Back in July, the Microsoft-owned software developer service GitHub launched a limited beta test of its GitHub Copilot Chat chatbot feature. In September, the beta version was made available for all of GitHub’s individual developers. Later it revealed it would be generally available in December.
Today, just a few days before the end of December (and the end of 2023 as well), GitHub Copilot Chat has finally entered the general availability stage. In a blog post, the company said both individual users and organizations can access the service on all of GitHub’s paid plans, with support for both Visual Studio Code and Visual Studio.
In addition to the paid plans, GitHub Copilot Chat can now be accessed by confirmed teachers, students, and creators of popular open-source projects for free,
GitHub Copilot Chat is powered by OpenAI’s GPT-4 large language model. As with other chatbots, it’s designed to allow users to type in text prompts so they can answer questions and even generate code for software projects.

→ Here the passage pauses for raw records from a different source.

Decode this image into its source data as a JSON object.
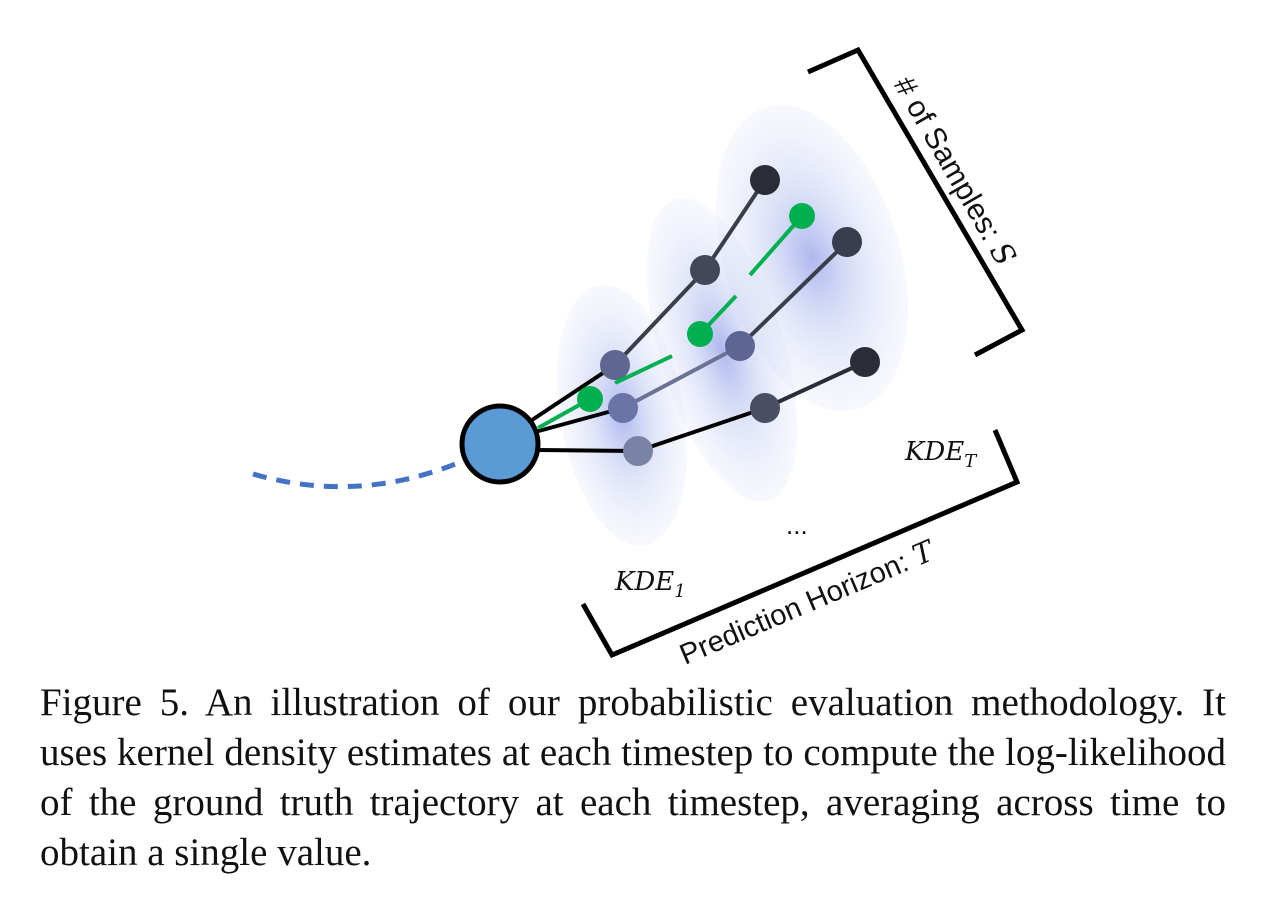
{
  "diagram": {
    "label_samples": "# of Samples: ",
    "label_samples_var": "S",
    "label_horizon": "Prediction Horizon: ",
    "label_horizon_var": "T",
    "kde_first_base": "KDE",
    "kde_first_sub": "1",
    "kde_last_base": "KDE",
    "kde_last_sub": "T",
    "ellipsis": "...",
    "colors": {
      "agent_fill": "#5b9bd5",
      "past_path": "#4472c4",
      "ground_truth": "#00b050",
      "sample_dark": "#2a2d38",
      "kde_blob": "#6d7fe0"
    }
  },
  "caption": {
    "text": "Figure 5. An illustration of our probabilistic evaluation methodology. It uses kernel density estimates at each timestep to compute the log-likelihood of the ground truth trajectory at each timestep, averaging across time to obtain a single value."
  }
}
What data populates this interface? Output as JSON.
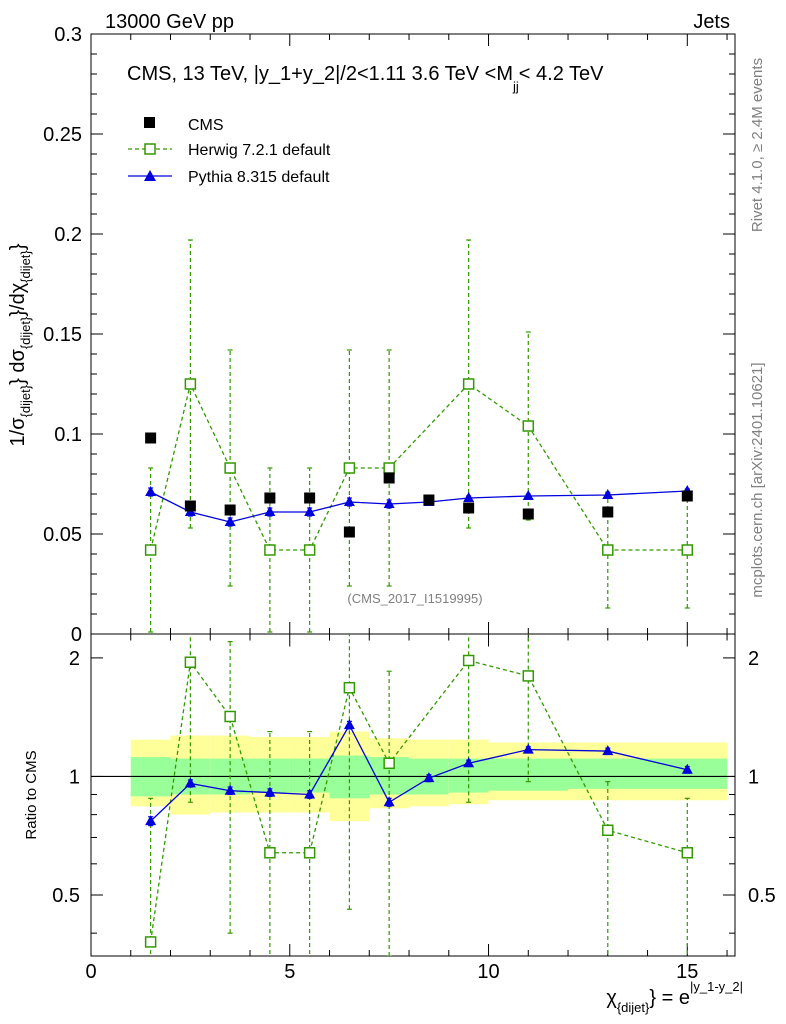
{
  "header": {
    "left": "13000 GeV pp",
    "right": "Jets"
  },
  "side": {
    "rivet": "Rivet 4.1.0, ≥ 2.4M events",
    "mcplots": "mcplots.cern.ch [arXiv:2401.10621]"
  },
  "chart_data": {
    "type": "scatter",
    "title": "CMS, 13 TeV, |y_1+y_2|/2<1.11 3.6 TeV <M",
    "title_sub": "jj",
    "title_end": "< 4.2 TeV",
    "watermark": "(CMS_2017_I1519995)",
    "ylabel_parts": [
      "1/σ",
      "{dijet}",
      "} dσ",
      "{dijet}",
      "}/dχ",
      "{dijet}",
      "}"
    ],
    "xlabel_main": "χ",
    "xlabel_sub": "{dijet}",
    "xlabel_mid": "} = e",
    "xlabel_sup": "|y_1-y_2|",
    "ratio_ylabel": "Ratio to CMS",
    "xlim": [
      0,
      16.2
    ],
    "ylim": [
      0,
      0.3
    ],
    "ratio_ylim": [
      0.35,
      2.3
    ],
    "x_ticks": [
      "0",
      "5",
      "10",
      "15"
    ],
    "y_ticks": [
      "0",
      "0.05",
      "0.1",
      "0.15",
      "0.2",
      "0.25",
      "0.3"
    ],
    "ratio_ticks": [
      "0.5",
      "1",
      "2"
    ],
    "bins": [
      [
        1,
        2
      ],
      [
        2,
        3
      ],
      [
        3,
        4
      ],
      [
        4,
        5
      ],
      [
        5,
        6
      ],
      [
        6,
        7
      ],
      [
        7,
        8
      ],
      [
        8,
        9
      ],
      [
        9,
        10
      ],
      [
        10,
        12
      ],
      [
        12,
        14
      ],
      [
        14,
        16
      ]
    ],
    "x": [
      1.5,
      2.5,
      3.5,
      4.5,
      5.5,
      6.5,
      7.5,
      8.5,
      9.5,
      11,
      13,
      15
    ],
    "legend": [
      "CMS",
      "Herwig 7.2.1 default",
      "Pythia 8.315 default"
    ],
    "series": [
      {
        "name": "CMS",
        "values": [
          0.098,
          0.064,
          0.062,
          0.068,
          0.068,
          0.051,
          0.078,
          0.067,
          0.063,
          0.06,
          0.061,
          0.069
        ],
        "err": [
          0.001,
          0.001,
          0.001,
          0.001,
          0.001,
          0.001,
          0.001,
          0.001,
          0.001,
          0.001,
          0.001,
          0.001
        ]
      },
      {
        "name": "Herwig 7.2.1 default",
        "values": [
          0.042,
          0.125,
          0.083,
          0.042,
          0.042,
          0.083,
          0.083,
          null,
          0.125,
          0.104,
          0.042,
          0.042
        ],
        "err": [
          0.041,
          0.072,
          0.059,
          0.041,
          0.041,
          0.059,
          0.059,
          null,
          0.072,
          0.047,
          0.029,
          0.029
        ]
      },
      {
        "name": "Pythia 8.315 default",
        "values": [
          0.071,
          0.061,
          0.056,
          0.061,
          0.061,
          0.066,
          0.065,
          0.066,
          0.068,
          0.069,
          0.0695,
          0.0715
        ],
        "err": [
          0.002,
          0.002,
          0.002,
          0.002,
          0.002,
          0.002,
          0.002,
          0.001,
          0.001,
          0.001,
          0.001,
          0.001
        ]
      }
    ],
    "ratio": {
      "herwig": {
        "values": [
          0.38,
          1.95,
          1.42,
          0.64,
          0.64,
          1.68,
          1.08,
          null,
          1.97,
          1.8,
          0.73,
          0.64
        ],
        "hi": [
          0.88,
          3.0,
          2.2,
          1.3,
          1.3,
          3.0,
          1.85,
          null,
          3.0,
          2.6,
          0.97,
          0.88
        ],
        "lo": [
          0.0,
          0.86,
          0.4,
          0.0,
          0.0,
          0.46,
          0.32,
          null,
          0.86,
          0.97,
          0.0,
          0.0
        ]
      },
      "pythia": {
        "values": [
          0.77,
          0.96,
          0.92,
          0.91,
          0.9,
          1.35,
          0.86,
          0.99,
          1.08,
          1.17,
          1.16,
          1.04
        ],
        "err": [
          0.02,
          0.02,
          0.02,
          0.02,
          0.02,
          0.03,
          0.02,
          0.02,
          0.02,
          0.02,
          0.02,
          0.02
        ]
      },
      "band_green": [
        [
          0.89,
          1.12
        ],
        [
          0.9,
          1.11
        ],
        [
          0.9,
          1.11
        ],
        [
          0.91,
          1.11
        ],
        [
          0.91,
          1.11
        ],
        [
          0.88,
          1.13
        ],
        [
          0.9,
          1.12
        ],
        [
          0.9,
          1.11
        ],
        [
          0.91,
          1.11
        ],
        [
          0.92,
          1.11
        ],
        [
          0.93,
          1.11
        ],
        [
          0.93,
          1.11
        ]
      ],
      "band_yellow": [
        [
          0.84,
          1.24
        ],
        [
          0.8,
          1.27
        ],
        [
          0.81,
          1.27
        ],
        [
          0.81,
          1.26
        ],
        [
          0.81,
          1.26
        ],
        [
          0.77,
          1.3
        ],
        [
          0.83,
          1.25
        ],
        [
          0.84,
          1.24
        ],
        [
          0.85,
          1.24
        ],
        [
          0.87,
          1.22
        ],
        [
          0.87,
          1.22
        ],
        [
          0.87,
          1.22
        ]
      ]
    },
    "colors": {
      "cms": "#000000",
      "herwig": "#339900",
      "pythia": "#0000dd",
      "band_green": "#99ff99",
      "band_yellow": "#ffff99"
    }
  }
}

GitHub’s support pages offer more information on what the chatbot can do and cannot do. For example, GitHub Copilot Chat can help explain code in a project to developers and offer suggestions for improvements to that code. It can also generate programming snippets based on the code in the software editor, or any code that the developer highlights.
The chatbot can also look for any errors in a developer’s code, and suggest fixes for those issues. It can also answer any questions a developer might have about coding, fixes, and more.
GitHub does note some of the limitations of Copilot Chat. For example, it may not be as well versed about lesser-used coding languages and structures. Also, if you just want to ask GitHub Copilot Chat about questions or subjects that have nothing to do with coding, you will find that it may come up with answers that are “irrelevant or nonsensical” or it may choose not to answer those kinds of questions at all.